Physical gas prices eased about 3 cents overall Tuesday, and declines were within a relatively narrow range across the country. Eastern markets saw a strengthening in basis, but next-day prices eased with unsupportive weather being cited. Pipelines in Southern California were back in balance from an operational flow order earlier in the week and next-day prices eased. At the close of futures trading July had risen 1.4 cents to $2.232 and August was up by 2.4 cents to $2.287. July crude oil added 62 cents to $83.32/bbl.
Next-day prices at eastern points eased, but basis differentials improved. “Things have improved some. July Algonquin basis was at 15 cents earlier, but now it’s 37 cents bid at 40. It can only get so strong. Dawn is pretty weak. Dawn [basis] is at about 14 cents for the July,” said an eastern marketer.
“There is just no weather. The question is whether gas at these prices will drive more coal under the [generating] stack given where Nymex is. Once it gets to summer and if it’s hot, you need all your generation going. Maybe it doesn’t do anything to price.”
Quotes at Algonquin Citygate and Iroquois Waddington fell about a nickel, and next-day deliveries on Tennessee Zone 6 200 L were down about a penny.
Farther south, next-day gas delivered to Tetco M-3 fell about a nickel, and deliveries to Transco Zone 6 New York slipped a couple of cents.
West Coast points eased as prices retreated from the double-digit gains posted Monday in the aftermath of an operational flow order (OFO) needed to limit deliveries to the over-nominated SoCal pipeline system. No OFOs were reported by SoCal Tuesday.
Quotes at SoCal border and SoCal Citygate were off less than a nickel.
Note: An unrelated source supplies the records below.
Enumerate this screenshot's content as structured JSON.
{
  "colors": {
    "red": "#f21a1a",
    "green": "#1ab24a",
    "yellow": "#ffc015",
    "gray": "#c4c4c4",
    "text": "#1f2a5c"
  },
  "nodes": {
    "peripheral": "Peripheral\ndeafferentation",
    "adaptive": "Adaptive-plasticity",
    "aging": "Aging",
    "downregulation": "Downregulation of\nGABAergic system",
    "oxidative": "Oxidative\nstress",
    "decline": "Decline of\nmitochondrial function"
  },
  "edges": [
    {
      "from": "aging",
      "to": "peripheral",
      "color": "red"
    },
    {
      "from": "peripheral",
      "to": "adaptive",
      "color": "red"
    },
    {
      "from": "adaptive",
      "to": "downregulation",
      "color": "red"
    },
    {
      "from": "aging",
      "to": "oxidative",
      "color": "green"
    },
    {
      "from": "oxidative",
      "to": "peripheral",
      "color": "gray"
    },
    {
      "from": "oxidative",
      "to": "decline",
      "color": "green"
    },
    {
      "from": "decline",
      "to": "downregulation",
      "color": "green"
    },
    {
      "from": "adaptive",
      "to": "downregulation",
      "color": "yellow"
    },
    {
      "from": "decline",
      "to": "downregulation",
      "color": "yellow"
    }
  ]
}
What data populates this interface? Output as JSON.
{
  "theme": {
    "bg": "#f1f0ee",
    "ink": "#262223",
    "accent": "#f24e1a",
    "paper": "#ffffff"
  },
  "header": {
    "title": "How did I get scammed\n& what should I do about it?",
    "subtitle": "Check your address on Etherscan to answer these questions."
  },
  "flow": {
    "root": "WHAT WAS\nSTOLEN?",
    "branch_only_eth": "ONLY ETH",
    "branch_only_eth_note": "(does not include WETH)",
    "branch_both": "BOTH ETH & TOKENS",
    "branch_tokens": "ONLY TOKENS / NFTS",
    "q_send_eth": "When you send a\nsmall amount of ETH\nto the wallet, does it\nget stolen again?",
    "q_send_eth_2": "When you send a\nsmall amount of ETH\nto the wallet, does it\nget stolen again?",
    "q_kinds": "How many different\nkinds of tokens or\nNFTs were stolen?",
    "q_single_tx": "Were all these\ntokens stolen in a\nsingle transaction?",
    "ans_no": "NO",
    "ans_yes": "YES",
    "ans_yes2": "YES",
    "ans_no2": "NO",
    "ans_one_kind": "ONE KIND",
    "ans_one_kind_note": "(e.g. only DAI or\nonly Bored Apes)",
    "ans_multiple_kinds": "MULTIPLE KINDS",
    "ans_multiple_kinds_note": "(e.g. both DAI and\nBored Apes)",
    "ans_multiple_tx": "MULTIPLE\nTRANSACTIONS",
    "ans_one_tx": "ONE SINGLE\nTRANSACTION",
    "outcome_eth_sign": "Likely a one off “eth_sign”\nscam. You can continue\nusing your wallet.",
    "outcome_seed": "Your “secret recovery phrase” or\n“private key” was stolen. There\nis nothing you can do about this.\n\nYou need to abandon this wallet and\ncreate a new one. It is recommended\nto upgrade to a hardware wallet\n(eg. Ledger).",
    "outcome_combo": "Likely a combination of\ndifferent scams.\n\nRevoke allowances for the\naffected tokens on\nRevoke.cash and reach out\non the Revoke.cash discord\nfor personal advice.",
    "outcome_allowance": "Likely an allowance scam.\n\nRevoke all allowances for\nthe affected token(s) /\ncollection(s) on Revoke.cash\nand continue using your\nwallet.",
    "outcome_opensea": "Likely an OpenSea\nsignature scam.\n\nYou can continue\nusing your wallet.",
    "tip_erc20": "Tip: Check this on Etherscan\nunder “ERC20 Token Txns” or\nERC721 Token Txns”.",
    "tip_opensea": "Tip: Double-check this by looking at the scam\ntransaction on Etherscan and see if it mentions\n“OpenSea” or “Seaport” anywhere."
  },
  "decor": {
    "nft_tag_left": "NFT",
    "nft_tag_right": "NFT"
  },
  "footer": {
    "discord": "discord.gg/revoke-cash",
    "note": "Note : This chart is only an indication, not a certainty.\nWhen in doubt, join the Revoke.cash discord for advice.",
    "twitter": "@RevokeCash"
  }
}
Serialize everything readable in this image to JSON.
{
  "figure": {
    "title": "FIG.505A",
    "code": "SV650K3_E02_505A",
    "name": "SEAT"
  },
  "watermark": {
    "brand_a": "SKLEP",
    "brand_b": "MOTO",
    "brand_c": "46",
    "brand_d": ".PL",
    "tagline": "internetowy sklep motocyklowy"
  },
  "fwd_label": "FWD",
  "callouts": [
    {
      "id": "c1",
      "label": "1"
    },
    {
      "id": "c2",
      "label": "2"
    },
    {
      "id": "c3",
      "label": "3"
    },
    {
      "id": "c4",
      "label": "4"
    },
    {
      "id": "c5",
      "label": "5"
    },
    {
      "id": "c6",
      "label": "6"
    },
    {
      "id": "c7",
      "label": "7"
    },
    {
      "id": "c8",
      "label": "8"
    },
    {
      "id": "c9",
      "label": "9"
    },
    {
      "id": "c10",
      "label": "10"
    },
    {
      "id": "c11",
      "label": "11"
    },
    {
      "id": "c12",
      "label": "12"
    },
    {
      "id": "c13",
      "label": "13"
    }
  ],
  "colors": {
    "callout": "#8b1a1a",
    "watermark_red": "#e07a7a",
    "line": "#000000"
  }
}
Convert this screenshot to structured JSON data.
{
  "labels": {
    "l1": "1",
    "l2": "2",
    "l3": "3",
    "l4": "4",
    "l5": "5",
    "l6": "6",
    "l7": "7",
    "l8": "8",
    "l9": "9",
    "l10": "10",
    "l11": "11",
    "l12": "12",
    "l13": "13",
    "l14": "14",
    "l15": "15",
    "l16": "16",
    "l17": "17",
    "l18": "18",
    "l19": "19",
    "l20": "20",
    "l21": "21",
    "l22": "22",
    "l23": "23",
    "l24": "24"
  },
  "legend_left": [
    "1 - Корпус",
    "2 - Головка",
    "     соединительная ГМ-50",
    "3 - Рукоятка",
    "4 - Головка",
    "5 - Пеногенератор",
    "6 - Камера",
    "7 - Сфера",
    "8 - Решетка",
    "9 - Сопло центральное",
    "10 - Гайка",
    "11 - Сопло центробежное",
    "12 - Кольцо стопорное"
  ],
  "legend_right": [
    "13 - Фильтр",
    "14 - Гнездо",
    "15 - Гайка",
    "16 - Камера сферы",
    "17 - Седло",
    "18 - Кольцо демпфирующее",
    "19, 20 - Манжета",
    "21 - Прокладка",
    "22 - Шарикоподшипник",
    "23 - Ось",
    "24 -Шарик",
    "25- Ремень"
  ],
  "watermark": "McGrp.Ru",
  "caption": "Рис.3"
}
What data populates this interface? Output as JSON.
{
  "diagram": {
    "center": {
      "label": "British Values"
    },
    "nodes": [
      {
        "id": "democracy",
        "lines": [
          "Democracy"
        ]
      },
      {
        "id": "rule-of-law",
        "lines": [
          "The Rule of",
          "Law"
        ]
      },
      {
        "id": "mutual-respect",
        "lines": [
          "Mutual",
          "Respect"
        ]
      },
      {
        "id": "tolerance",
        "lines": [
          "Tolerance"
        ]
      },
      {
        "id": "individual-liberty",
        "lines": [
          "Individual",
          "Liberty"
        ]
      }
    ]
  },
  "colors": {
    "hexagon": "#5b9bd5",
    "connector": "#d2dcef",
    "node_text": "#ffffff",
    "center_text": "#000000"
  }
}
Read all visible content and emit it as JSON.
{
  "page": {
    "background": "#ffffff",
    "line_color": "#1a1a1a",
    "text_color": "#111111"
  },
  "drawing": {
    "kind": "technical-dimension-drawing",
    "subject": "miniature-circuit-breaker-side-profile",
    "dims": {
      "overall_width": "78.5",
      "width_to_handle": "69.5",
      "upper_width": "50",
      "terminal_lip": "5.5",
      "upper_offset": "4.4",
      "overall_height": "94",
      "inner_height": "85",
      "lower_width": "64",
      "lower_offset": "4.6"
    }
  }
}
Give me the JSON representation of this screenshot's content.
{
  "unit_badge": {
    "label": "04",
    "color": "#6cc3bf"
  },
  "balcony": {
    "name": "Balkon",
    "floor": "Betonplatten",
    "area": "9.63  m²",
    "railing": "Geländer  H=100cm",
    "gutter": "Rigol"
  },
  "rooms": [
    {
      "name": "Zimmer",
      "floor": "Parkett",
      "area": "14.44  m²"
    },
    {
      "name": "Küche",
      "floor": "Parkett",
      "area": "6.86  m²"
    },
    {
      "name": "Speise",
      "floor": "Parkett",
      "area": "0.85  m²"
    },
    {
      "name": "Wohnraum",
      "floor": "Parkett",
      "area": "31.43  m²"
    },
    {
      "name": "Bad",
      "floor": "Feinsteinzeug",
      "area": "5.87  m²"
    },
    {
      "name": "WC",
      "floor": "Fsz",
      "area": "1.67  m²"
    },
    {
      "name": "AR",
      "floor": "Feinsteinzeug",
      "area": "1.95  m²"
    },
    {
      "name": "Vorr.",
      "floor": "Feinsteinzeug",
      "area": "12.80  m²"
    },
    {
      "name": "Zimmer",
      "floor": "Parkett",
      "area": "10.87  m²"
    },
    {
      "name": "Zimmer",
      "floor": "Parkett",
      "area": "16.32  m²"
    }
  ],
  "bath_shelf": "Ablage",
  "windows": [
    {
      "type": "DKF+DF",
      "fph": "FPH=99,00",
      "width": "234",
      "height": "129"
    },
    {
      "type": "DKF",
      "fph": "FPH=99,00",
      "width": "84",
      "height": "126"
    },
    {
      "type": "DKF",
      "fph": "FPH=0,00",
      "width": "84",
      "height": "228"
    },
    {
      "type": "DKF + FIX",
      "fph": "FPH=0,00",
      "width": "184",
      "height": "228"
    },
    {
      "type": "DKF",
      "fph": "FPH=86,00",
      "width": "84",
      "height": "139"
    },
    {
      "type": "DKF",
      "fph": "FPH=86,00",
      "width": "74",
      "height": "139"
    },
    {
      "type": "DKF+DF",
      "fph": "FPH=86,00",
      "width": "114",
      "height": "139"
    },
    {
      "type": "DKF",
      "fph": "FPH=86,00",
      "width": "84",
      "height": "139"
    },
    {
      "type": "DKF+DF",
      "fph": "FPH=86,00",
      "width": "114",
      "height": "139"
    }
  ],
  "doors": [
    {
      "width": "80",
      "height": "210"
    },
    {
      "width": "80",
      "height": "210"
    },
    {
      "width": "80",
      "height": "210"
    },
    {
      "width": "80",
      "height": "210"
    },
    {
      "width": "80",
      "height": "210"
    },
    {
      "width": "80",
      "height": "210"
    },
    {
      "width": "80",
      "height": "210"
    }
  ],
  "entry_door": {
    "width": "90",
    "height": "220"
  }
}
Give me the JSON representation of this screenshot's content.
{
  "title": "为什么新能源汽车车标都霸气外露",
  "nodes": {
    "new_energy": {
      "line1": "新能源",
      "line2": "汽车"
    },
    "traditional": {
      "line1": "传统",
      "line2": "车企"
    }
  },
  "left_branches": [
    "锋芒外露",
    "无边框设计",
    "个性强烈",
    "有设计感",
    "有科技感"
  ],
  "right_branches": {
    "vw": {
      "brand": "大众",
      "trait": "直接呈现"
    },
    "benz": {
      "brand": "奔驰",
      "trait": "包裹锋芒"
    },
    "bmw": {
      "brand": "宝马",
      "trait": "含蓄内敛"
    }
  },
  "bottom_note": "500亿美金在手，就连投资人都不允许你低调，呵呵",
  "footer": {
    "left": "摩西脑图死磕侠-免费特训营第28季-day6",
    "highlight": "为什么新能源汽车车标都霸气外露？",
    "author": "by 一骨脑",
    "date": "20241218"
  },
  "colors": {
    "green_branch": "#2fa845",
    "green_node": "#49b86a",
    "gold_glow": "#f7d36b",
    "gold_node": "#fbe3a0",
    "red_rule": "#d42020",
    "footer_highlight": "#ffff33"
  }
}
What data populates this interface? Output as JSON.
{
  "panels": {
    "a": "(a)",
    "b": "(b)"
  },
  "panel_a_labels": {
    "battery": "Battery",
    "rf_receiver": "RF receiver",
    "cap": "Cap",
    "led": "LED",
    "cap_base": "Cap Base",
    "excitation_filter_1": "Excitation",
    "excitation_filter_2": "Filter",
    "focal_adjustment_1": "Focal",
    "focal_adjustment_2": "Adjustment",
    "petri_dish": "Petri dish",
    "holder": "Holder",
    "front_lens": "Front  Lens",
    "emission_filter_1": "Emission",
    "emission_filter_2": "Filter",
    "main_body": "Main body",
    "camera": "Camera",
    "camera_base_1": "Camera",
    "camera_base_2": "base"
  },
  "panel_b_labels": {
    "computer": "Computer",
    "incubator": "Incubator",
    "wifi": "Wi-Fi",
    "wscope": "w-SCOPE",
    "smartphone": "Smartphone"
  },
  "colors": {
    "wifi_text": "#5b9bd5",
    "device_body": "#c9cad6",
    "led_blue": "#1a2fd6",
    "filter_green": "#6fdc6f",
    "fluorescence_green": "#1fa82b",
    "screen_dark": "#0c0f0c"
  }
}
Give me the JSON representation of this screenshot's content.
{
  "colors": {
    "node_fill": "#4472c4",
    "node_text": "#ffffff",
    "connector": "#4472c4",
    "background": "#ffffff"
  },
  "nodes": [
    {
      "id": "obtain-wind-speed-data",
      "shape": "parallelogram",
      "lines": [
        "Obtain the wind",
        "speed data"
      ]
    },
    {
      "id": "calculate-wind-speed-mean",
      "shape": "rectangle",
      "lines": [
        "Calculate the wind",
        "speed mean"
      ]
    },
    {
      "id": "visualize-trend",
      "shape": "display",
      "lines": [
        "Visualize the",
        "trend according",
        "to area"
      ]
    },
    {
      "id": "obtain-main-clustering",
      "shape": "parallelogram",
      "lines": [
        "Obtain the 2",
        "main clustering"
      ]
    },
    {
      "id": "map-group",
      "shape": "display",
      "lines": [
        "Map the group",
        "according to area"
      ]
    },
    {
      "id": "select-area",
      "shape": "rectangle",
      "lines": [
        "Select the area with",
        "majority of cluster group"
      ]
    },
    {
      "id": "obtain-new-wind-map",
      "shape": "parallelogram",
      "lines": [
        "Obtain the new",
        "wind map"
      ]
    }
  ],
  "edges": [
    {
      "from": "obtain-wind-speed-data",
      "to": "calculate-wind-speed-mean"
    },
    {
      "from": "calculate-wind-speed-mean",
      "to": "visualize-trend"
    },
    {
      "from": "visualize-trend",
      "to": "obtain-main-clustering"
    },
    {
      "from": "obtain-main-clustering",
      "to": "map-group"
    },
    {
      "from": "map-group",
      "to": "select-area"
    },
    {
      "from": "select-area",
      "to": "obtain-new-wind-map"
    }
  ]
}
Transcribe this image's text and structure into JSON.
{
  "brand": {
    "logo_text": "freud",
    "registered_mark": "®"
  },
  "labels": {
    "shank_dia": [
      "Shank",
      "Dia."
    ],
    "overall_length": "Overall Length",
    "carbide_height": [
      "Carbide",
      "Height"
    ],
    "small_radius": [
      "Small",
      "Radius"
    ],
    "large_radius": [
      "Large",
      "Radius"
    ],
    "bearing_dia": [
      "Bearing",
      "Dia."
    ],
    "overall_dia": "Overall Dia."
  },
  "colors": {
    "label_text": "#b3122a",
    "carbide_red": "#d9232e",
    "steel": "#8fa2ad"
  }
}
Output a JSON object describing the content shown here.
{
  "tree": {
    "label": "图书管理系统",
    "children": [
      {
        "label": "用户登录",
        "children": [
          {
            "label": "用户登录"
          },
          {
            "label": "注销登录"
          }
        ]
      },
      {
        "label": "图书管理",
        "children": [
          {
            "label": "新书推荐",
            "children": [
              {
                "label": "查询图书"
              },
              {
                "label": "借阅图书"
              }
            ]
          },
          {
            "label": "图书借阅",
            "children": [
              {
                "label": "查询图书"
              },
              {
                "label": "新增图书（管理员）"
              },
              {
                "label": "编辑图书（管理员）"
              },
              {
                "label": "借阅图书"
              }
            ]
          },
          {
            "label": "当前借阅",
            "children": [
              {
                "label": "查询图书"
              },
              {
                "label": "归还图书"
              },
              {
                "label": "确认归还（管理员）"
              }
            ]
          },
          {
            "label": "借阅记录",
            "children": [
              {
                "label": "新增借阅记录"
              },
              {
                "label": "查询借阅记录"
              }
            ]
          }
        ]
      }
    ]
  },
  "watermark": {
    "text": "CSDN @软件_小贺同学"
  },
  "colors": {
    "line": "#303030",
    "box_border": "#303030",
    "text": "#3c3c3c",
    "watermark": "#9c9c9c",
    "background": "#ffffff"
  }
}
El Paso Mainline dropped about a nickel.
PG&E Citygate was off by about 2 cents, and points delivering gas from the north also dropped; Malin and Opal traded down just a few cents.
Midcontinent locations were also in decline. Quotes on ANR SW and deliveries into the NGPL Midcontinent Pool were down less than a nickel. Gas on Panhandle and Oklahoma Gas Transmission was each about a nickel lower.
Analysts see Tuesday’s futures rise as a modest reaction to Monday’s price pummeling. The “recovery appeared related largely to the fact that [Monday’s] 3.5% selloff was likely overdone in view of fundamental shifts. We feel that the recent price down move has likely run its course until additional guidance is forthcoming from Thursday’s weekly storage figures,” said Jim Ritterbusch of Ritterbusch and Associates.
He suggested that the market could rise as high as $2.31 before continuing lower. “But we feel that price lows have yet to be placed and that the market will be working its way lower in erratic fashion as this month proceeds,” he said. “The weather factor still looks tilted slightly bullish within the coming two-week time window, and this may have also contributed to [Tuesday’s] strength. All in all, we are reluctant to read much into [Tuesday’s] higher close following the establishment of fresh seven-week lows. We still see the money managers as anxious to accept profits on significant price dips with this implied short-covering prompting occasional price bounces. But a [short term] bearish stance is still favored.”
Analysts suggest that coal may be regaining market share. “The natural gas market probed the downside again on Monday, extending last week’s losses in conjunction with worries that natural gas has given back some market share to coal in the power utility sector at a time of relatively moderate temperatures that have weakened the current cash market to at least some degree,” said Tim Evans of Citi Futures Perspective.
“Given that storage injections are still likely to stay below five-year average rates in the weeks ahead, we think this points to either a general disappointment that progress in reducing the storage surplus has not been more rapid, or that the decline in the storage surplus has not been more effective in supporting prices.”
Evans predicts a storage build to be reported this week of 72 Bcf, equal to last year and below the five-year average of 88 Bcf.
In a recent report, Bentek Energy cited an upcoming collision between gas production and storage limitations that could send spot prices below $2 (see Daily GPI, June 8). Excessive storage has been around for a while. Already there is backlog of wells numbering in the hundreds if not thousands in shale plays such as the Marcellus that have been completed but are awaiting installation of gathering facilities and connections to pipelines, Bentek said.
Demand is going to have to increase to relieve the oversupply. According to John Sodergreen, editor of Energy Metro Desk, “The report says that even in a scenario where production remains flat for the entire injection season, total demand will need to average 6.3 Bcf/d stronger than the five-year summer average in order to avoid infrastructure constraints.”